4th of July: What Freedom Feels and Looks Like For You?
Most people know that America celebrates its Independence Day on the Fourth of July every year. Freedom means a lot to me. I’m sure it’s very important for you too.
What is the 4th of July?
July 4, 1776, was when the delegates from the 13 colonies adopted Declaration of Independence and the birth of the United States of America as an independent nation from Great Britain Empire. The Declaration of Independence, a historic document drafted by Thomas Jefferson.
July 4th was made an unpaid national holiday for federal workers in 1870, until Congress made it an official paid holiday in 1938. Some non-federal workers get paid for July 4th day off. For people who have to work, they might get paid more or extra compensation for the day.

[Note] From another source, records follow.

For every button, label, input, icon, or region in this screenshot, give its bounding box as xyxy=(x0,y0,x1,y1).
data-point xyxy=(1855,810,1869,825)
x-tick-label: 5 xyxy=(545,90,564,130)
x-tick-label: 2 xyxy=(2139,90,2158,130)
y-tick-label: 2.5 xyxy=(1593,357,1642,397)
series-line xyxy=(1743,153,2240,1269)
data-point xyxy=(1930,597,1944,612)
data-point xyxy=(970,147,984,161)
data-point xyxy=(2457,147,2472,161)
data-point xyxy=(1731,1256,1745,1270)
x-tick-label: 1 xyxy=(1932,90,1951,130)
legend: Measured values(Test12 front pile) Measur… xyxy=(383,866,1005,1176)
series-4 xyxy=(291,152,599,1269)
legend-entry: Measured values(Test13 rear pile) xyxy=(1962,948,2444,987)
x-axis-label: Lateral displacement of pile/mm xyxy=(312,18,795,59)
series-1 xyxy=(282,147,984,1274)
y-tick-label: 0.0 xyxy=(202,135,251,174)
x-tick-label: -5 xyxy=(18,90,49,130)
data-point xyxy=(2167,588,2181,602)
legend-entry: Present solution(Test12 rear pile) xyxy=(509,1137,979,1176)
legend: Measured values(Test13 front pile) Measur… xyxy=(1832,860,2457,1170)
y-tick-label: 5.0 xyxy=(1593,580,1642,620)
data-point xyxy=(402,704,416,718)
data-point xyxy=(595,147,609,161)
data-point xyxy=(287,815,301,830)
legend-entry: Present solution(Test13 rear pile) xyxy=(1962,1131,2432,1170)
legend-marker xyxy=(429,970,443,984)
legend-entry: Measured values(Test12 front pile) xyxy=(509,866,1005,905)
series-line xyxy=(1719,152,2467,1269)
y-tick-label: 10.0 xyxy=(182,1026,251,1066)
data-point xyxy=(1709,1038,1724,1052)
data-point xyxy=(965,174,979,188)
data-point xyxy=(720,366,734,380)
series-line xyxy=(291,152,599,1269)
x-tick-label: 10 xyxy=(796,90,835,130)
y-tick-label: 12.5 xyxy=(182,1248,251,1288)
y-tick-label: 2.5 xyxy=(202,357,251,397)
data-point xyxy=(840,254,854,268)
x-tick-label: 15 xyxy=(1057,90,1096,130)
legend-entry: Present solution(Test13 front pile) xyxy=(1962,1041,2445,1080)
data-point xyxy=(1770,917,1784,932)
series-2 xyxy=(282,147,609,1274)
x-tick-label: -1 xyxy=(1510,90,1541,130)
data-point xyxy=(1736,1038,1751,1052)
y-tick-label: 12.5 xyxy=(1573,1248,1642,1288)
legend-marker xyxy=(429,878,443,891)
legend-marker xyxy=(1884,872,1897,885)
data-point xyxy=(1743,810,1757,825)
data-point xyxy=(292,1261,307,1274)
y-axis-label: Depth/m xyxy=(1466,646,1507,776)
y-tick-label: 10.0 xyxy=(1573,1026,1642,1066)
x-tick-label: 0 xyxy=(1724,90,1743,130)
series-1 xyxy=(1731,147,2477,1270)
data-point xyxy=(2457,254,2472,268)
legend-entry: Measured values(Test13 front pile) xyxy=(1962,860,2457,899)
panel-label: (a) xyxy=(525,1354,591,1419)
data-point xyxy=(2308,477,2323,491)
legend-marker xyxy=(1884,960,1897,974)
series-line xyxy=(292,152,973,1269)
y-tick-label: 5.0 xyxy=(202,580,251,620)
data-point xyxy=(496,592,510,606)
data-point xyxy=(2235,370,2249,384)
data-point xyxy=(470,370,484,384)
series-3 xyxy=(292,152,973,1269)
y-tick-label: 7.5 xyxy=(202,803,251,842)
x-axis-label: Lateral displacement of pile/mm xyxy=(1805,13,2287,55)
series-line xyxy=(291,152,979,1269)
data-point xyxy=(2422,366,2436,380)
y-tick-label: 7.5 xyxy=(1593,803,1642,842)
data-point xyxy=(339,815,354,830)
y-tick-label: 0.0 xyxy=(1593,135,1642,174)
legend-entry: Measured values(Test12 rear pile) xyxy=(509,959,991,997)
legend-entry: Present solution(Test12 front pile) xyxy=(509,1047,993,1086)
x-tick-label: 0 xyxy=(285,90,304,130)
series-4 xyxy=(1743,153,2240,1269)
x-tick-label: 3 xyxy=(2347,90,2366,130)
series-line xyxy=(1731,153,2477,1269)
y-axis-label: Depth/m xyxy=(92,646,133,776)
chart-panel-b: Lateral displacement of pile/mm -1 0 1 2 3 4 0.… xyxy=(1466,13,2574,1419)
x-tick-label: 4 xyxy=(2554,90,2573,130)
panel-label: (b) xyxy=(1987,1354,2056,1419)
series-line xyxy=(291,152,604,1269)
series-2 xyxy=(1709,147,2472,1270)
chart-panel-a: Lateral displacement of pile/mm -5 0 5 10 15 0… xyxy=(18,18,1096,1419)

But most people prefer not work on July 4th. Who wants to work when everyone is partying?
And do you know this one interesting fact which started the fight to gain independence?
“”Taxation without representation!” was the battle cry in America’s 13 Colonies, which were forced to pay taxes to England’s King George III despite having no representation in the British Parliament. As dissatisfaction grew, British troops were sent in to quell the early movement toward rebellion. Repeated attempts by the Colonists to resolve the crisis without military conflict proved fruitless.
On June 11, 1776, the Colonies’ Second Continental Congress met in Philadelphia and formed a committee whose express purpose was drafting a document that would formally sever their ties with Great Britain. The committee included Thomas Jefferson, Benjamin Franklin, John Adams, Roger Sherman and Robert R. Livingston. Jefferson, who was considered the strongest and most eloquent writer, crafted the original draft document (as seen above). A total of 86 changes were made to his draft and the Continental Congress officially adopted the final version on July 4, 1776.”
How do Americans celebrate Independence Day?
The day is associated with patriotic displays, barbecues, beers, picnics and games. The lists goes on…
Family events are organized throughout the United States as national holiday in the United States since 1941.
Fireworks are one of the most common ways to celebrate Independence Day, with displays often held in every major city – FREE for everyone to enjoy! Some cities allow residents to play fireworks while other cities bane fireworks due to safety reasons.
That is freedom on a national level.
On a personal level, each of us need and defines our freedoms differently.
Here is a short list what Freedom means to some of us…
Please enjoy the video…
If you want your freedom, whatever that might be for you, and you haven’t gained your freedom yet, please continue to seek it. Don’t give up!
Live a life with freedom is worthy of loving life.